Si fa altresì notare che sono state dismesse tutte le attività specialistiche (diabetologo, chirurgo, infettivologo, oculista, dermatologo, dentista, ortopedico).

Finora si è sopperito a queste mancanze con iniziative del singolo dottore e grazie a tanta fortuna, ma non si può delegare la salute alla fortuna, in un paese che si definisce civile. Inoltre, con l’arrivo della stagione estiva sono scoppiate altre emergenze tipo la mancanza d’acqua, casi di scabbia che non vengono adeguatamente curati con il rischio che l’epidemia si allarghi, oltre che tra noi detenuti, anche ai nostri familiari che vengono a colloquio (quindi con il rischio che l’epidemia esca dalle mura del carcere).

Siamo costretti a vivere 5 o 6 per cella per 21 ore al giorno, questo se usufruiamo delle tre ore d’aria al giorno che, invece, da regolamento penitenziario, dovrebbero essere 4. Ricordiamo che le celle sono di 12 mq e quindi invivibili.

Questa promiscuità oltre a privarci della dignità umana mette a repentaglio la nostra sicurezza perché è chiaro che in queste condizioni aumenta in maniera spropositata il rischio di liti e altre dinamiche che possono diventare incontrollabili, come è stato riconosciuto dalle più alte cariche istituzionali e dal Santo Padre nella discussione sull’opportunità di un provvedimento di clemenza.

A sostegno di questo documento ricordiamo che il diritto alla salute è garantito dall’art. 11 O. P. e dall’art. 17 O.P. e dall’art. 27 della nostra Costituzione.

Bollate: un passo avanti due indietro

 

Negli ultimi tempi nel carcere di Bollate si sono verificati alcuni episodi che hanno portato tensioni fra i detenuti e le guardie penitenziarie. L’ultimo episodio - il ritrovamento di una corda o lenzuolo per un’eventuale fuga - assieme a precedenti episodi come il ritrovamento di una pallina da tennis contenente droga e la modifica di alcuni computer per comunicare con l’esterno, hanno portato al restringimento di alcune "libertà" fra i detenuti. Si è aperto anche un dibattito su questi episodi e quello che pubblichiamo, di seguito, sono due contributi a questa discussione scritti dai detenuti C.D.S. e G.D.B., redattori del giornale carte Bollate.

 

Come tutte le evoluzioni della vita, anche nelle carceri si sta cercando di evolversi per far sì che la vita non si fermi dentro le quattro mura. Molte persone, però, quest’evoluzione non la vogliono così da non perdere quella piccolissima fetta di potere che gli consente di dire in modo autoritario: "Fai questo, fai quello".

È anche vero che si fanno delle stronzate come cercare di evadere da un posto che non lo permette, visti i sistemi di sicurezza presenti, oppure farsi una serata per dimenticare le tante giornate di tristezza e mancanza d’affetto. Ma perché penalizzare tutti? Perché penalizzare anche coloro che cercano di trascorrere la propria condanna non come galera, ma come passaggio della propria vita?
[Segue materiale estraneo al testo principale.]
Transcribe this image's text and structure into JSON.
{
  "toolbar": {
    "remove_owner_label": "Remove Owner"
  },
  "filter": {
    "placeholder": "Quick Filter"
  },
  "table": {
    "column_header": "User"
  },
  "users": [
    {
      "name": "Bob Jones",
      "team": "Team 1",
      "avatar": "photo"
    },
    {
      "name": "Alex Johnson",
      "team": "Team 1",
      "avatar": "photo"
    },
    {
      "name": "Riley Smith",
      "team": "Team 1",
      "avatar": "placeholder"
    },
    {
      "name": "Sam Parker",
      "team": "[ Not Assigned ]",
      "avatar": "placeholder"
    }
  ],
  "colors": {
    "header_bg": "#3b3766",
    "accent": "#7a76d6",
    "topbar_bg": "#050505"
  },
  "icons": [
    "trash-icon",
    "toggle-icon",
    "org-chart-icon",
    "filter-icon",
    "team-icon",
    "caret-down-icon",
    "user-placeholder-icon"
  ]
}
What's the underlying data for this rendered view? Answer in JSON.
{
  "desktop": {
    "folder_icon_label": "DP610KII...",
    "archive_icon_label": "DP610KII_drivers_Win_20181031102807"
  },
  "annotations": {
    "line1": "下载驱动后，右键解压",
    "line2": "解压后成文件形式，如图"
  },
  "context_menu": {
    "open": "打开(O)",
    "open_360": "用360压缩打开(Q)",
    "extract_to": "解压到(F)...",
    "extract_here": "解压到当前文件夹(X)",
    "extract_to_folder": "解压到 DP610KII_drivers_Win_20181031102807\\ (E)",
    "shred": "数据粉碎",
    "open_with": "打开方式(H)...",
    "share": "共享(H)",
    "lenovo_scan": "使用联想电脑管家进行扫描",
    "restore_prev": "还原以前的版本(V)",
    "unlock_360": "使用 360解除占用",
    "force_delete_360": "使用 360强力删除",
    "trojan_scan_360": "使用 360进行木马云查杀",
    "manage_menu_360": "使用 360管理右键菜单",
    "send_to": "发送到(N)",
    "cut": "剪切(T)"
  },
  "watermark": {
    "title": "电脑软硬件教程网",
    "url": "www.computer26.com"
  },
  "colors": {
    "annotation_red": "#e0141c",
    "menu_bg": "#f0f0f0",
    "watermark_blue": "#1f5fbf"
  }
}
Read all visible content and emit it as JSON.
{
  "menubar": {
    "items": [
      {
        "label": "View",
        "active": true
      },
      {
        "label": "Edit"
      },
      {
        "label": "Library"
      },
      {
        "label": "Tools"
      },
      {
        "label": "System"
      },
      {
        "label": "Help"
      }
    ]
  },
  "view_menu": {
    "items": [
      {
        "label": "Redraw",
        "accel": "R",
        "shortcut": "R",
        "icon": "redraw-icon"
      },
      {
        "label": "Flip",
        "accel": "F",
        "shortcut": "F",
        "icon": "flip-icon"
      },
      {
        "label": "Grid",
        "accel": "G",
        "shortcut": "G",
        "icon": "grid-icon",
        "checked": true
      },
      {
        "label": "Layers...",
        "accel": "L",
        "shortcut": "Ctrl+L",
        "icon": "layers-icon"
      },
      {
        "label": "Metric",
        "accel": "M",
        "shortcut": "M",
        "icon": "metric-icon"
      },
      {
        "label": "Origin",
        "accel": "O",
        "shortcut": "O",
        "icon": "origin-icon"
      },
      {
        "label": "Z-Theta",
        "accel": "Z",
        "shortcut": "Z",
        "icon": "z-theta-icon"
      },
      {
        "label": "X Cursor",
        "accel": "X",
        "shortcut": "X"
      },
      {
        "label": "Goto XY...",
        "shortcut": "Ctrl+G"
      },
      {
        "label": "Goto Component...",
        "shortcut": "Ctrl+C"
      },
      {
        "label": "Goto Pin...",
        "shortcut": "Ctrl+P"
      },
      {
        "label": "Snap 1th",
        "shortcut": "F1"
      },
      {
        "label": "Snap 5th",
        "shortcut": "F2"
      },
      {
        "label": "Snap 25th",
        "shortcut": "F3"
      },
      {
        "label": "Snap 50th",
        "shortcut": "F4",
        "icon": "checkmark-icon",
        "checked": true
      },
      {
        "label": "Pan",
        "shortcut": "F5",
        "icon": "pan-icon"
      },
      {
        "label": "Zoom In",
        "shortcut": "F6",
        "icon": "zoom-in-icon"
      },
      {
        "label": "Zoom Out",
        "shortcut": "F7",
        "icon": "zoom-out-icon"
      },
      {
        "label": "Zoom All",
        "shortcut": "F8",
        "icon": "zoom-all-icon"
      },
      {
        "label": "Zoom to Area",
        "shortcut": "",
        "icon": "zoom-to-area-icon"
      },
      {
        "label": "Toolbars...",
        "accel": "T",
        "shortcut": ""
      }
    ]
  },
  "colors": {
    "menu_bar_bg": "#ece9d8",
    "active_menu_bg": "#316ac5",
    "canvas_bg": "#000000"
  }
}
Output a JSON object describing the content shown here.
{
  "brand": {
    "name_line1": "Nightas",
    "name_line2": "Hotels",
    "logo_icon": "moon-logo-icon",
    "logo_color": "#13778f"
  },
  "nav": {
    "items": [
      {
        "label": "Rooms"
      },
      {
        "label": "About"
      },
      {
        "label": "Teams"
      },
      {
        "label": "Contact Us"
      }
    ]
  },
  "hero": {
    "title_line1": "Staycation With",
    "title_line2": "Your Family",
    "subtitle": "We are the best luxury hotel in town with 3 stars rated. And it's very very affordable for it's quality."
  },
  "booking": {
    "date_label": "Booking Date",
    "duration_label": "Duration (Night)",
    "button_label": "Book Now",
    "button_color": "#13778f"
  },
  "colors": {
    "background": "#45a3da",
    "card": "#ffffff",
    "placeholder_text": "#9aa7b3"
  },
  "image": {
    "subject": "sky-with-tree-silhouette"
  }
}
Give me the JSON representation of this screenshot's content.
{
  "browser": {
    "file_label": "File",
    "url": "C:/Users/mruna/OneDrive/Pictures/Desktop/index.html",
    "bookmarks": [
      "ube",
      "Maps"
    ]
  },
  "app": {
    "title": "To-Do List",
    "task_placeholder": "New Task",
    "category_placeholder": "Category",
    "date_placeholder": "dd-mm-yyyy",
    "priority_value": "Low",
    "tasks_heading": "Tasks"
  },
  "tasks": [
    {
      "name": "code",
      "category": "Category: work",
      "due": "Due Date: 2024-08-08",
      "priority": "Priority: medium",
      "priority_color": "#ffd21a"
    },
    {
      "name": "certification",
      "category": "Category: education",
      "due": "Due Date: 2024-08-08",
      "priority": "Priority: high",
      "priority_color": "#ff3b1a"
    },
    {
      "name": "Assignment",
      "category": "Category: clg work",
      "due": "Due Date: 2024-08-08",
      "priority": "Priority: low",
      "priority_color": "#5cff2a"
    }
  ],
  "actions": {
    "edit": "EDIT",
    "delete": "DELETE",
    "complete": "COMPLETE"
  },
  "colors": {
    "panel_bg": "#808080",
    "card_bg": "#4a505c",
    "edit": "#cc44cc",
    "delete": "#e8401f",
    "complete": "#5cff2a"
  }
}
Mi vengono in mente le tante guerre esistenti oggi nel mondo e di cui, anche sforzandomi, non trovo i motivi per farle. Anche nelle carceri è in corso una guerra, l’unica e sensata guerra.

Quella che dovrebbe attuare il famoso cambiamento di cui tanto si parla, ma che il governo in carica non vuole. Penso che è proprio su questo che dobbiamo combattere. Non dobbiamo dare loro le motivazioni per affermare che un altro tipo di detenzione non è possibile; dobbiamo dare loro una lezione morale, facendoci noi propositivi e fautori del cambiamento.

Uno dei tanti obiettivi da raggiungere è il confronto costante con le istituzioni per cercare di risolvere, oltre alle problematiche quotidiane, quelle familiari e affettive. L’unico modo, questo, per cercare di scaricare il peso di giornate piene di pensieri esterni, spesso brutti, così che questi non sfocino in tentativi di evasione impraticabili quanto improbabili, atti di autolesionismo o, peggio, in suicidi, com’è effettivamente avvenuto a Bollate.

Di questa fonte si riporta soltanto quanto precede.